Os EUA não estão em guerra declarada com o Irão, embora seja evidente, há muito, a sua hostilidade para com o seu regime. Se olharmos para trás, verificaremos que o derrube do líder iraniano que Washington tinha como seu aliado fiel, o Xá Reza Pahlevi, em 1979, iniciou um período de ininterrupta tensão entre os dois países. A invasão da embaixada americana em Teerão, nesse mesmo ano, por entidades iranianas dependentes das respetivas autoridades, espoletou naturalmente essa tensão, que nunca mais se desvaneceu e atravessou, em maior ou menor grau, todas as posteriores administrações americanas. Os EUA, a partir de então, passaram a apoiar quem se opusesse ao Irão, como foi o caso do Iraque, na devastadora guerra entre os dois países (1980/88).

 

Os evidentes e reiterados esforços do Irão para obterem a arma nuclear mereceram sempre uma forte rejeição da comunidade internacional, em especial dos EUA, do mundo ocidental em geral e dos adversários regionais de Teerão. Dentre estes, Israel (que possui armas nucleares, sem se submeter ao controlo da AIEA) é aquele que, reagindo às constantes ameaças do Irão face à sua existência como país, anunciou já poder vir a atacar as instalações nucleares iranianas, se a construção dessa bomba estiver prestes a concretizar-se (Israel fez isso contra o Iraque, pelos mesmos motivos, em 1981). Um grupo importante de países ocidentais, incluindo os EUA (administração Obama), fez entretanto um acordo diplomático com o Irão, que previa um controlo vigiado do seu programa nuclear. Com Trump, os EUA afastaram-se desse acordo.

 

O Irão, não sendo um país árabe, é um Estado muçulmano que segue e promove o shiismo, uma das duas grandes obediências religiosas muçulmanas. A outra, o sunismo, tem como principal expoente a Arábia Saudita (mas também a Turquia ou a Irmandade Muçulmana do Egito, embora com uma orientação divergente). Há países, porém, de que o Iraque é talvez o caso mais importante, onde o shiismo e o sunismo coexistem, com implicações no respetivo equilíbrio político interno, sendo o Irão regularmente acusado pelos seus adversários de promover núcleos shiitas em vários outros países, muitas vezes com fortes implicações político-militares, como acontece com o Hezzbolah, no Líbano, ou com as forças hutis, no Iémen.

 

O proselitismo shiita do Irão, nas suas expressões agressivas, e a sua obsessão com a arma nuclear converteram o país num "trouble-maker" da sociedade internacional.

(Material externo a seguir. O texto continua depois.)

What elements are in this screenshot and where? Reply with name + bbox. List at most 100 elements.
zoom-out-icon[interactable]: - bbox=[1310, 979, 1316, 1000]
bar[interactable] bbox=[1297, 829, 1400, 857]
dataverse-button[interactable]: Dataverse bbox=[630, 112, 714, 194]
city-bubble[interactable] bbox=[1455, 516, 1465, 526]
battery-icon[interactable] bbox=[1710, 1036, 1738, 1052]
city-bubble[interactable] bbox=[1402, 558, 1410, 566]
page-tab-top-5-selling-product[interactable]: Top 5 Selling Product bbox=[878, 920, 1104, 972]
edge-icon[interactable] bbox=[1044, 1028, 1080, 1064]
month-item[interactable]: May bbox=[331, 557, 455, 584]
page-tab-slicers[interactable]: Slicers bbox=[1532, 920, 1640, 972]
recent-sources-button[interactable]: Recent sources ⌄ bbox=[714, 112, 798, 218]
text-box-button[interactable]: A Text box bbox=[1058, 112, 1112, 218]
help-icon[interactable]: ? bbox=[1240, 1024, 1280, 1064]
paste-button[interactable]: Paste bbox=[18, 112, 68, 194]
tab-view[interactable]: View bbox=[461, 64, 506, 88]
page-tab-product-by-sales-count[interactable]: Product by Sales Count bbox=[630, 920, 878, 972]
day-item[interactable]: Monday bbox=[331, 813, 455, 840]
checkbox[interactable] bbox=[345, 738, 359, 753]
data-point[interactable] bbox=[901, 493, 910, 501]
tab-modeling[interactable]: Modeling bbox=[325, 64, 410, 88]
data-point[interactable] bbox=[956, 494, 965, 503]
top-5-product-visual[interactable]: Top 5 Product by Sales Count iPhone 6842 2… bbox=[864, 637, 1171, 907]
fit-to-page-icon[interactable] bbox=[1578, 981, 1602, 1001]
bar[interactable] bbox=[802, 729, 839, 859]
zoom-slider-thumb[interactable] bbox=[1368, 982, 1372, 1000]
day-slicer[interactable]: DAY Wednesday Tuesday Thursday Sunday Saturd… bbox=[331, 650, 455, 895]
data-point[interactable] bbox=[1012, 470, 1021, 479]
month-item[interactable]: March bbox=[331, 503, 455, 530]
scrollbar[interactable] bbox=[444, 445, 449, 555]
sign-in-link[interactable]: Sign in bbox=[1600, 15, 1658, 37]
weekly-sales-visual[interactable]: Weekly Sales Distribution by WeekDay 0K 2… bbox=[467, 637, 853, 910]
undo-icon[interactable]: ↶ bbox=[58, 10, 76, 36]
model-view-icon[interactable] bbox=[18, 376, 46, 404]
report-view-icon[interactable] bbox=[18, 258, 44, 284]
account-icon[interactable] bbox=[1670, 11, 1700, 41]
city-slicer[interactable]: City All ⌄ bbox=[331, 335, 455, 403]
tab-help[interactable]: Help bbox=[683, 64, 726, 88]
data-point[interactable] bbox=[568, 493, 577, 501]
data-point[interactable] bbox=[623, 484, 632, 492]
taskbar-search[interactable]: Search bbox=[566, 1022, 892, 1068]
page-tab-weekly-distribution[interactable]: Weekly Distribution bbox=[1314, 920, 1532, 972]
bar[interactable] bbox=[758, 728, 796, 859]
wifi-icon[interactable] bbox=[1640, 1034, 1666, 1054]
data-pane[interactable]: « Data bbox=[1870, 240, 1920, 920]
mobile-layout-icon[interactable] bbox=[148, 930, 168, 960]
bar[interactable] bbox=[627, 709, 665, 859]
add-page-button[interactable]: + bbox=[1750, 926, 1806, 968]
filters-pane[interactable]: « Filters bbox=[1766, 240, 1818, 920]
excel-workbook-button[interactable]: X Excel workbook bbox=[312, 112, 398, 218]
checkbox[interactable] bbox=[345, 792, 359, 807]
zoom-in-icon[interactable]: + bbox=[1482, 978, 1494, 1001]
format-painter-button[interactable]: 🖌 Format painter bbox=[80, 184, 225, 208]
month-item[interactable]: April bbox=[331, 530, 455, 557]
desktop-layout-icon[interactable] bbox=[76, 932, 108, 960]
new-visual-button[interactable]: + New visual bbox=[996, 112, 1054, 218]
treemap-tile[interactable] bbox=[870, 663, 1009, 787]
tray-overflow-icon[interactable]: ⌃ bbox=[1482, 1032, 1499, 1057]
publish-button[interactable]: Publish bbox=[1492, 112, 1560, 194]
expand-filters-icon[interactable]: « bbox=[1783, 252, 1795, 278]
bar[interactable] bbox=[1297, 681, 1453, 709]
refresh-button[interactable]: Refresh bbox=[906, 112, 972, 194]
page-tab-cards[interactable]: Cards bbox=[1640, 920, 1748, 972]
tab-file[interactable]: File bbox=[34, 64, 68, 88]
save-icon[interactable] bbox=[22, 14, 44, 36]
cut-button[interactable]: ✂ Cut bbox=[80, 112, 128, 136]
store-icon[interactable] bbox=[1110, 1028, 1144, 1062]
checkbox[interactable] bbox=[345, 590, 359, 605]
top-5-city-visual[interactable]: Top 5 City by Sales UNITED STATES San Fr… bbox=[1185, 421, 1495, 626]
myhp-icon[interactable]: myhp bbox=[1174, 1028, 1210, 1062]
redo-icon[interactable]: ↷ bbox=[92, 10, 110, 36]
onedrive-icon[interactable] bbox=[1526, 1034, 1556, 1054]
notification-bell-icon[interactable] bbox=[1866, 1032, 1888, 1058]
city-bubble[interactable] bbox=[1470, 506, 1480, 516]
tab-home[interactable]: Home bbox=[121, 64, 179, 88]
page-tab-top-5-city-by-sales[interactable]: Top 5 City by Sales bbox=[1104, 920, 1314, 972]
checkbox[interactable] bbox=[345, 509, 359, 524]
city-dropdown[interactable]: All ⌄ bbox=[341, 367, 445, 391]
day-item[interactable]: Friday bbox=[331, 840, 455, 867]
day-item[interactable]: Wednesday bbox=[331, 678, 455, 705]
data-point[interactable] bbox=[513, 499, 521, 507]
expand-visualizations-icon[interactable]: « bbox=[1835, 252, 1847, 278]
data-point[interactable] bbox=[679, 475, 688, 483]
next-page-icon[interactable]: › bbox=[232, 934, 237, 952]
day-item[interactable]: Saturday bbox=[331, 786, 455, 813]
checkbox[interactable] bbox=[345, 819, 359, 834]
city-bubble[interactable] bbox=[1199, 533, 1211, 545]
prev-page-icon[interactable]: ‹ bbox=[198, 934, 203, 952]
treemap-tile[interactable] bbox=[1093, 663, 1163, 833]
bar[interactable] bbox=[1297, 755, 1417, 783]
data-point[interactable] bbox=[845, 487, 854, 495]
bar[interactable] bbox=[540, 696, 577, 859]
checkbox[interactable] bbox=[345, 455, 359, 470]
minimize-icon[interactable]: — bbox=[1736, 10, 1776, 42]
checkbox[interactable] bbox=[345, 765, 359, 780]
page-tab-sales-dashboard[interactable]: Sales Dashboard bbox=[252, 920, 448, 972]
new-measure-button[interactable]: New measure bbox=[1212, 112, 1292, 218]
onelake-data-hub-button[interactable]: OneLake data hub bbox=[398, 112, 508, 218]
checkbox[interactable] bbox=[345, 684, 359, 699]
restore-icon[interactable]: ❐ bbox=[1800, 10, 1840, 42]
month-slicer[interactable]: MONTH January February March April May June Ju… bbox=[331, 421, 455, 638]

Com um regime autoritário sob uma liderança religiosa de traços medievais, o Irão é um país que se sente acossado pela sua vizinhança, adotando com regularidade um discurso jingoísta que torna difícil a interlocução diplomática. Mais recentemente, porém, por um interesse próprio que se conjugou com outros esforços internacionais, as forças de Teerão desempenharam um papel não despiciendo na luta contra o Daesh.

 

Se quisermos ser honestos, teremos de reconhecer que os EUA, com a sua agressão unilateral contra o Iraque, em 2003, foram, a grande distância, os principais culpados da desregulação securitária que se vive na região do Médio Oriente. Se algumas fortes tensões já ali existiam, a invasão do Iraque, levada a cabo sob pretextos deliberadamente falsos, conduziu ao estilhaçar daquele país, com as consequências que se viram.

 

Ao atuarem violentamente como agora fizeram, sem o menor mandato internacional, executando uma ação de guerra, uma liquidação seletiva de um líder militar estrangeiro, à revelia das autoridades do país que os "convidou" para ajudarem à sua segurança nacional, os EUA colocam-se, com total desplante, à margem da ordem internacional, arrogando-se direitos que negam a todos os outros. Todas as razões que possam ter contra o Irão enfraquecem-se com este seu comportamento, convidando à retaliação e arriscando uma escalada.

 

Os Estados de bem lutam por princípios, desde logo, seguindo-os. Essa deve ser a sua diferença.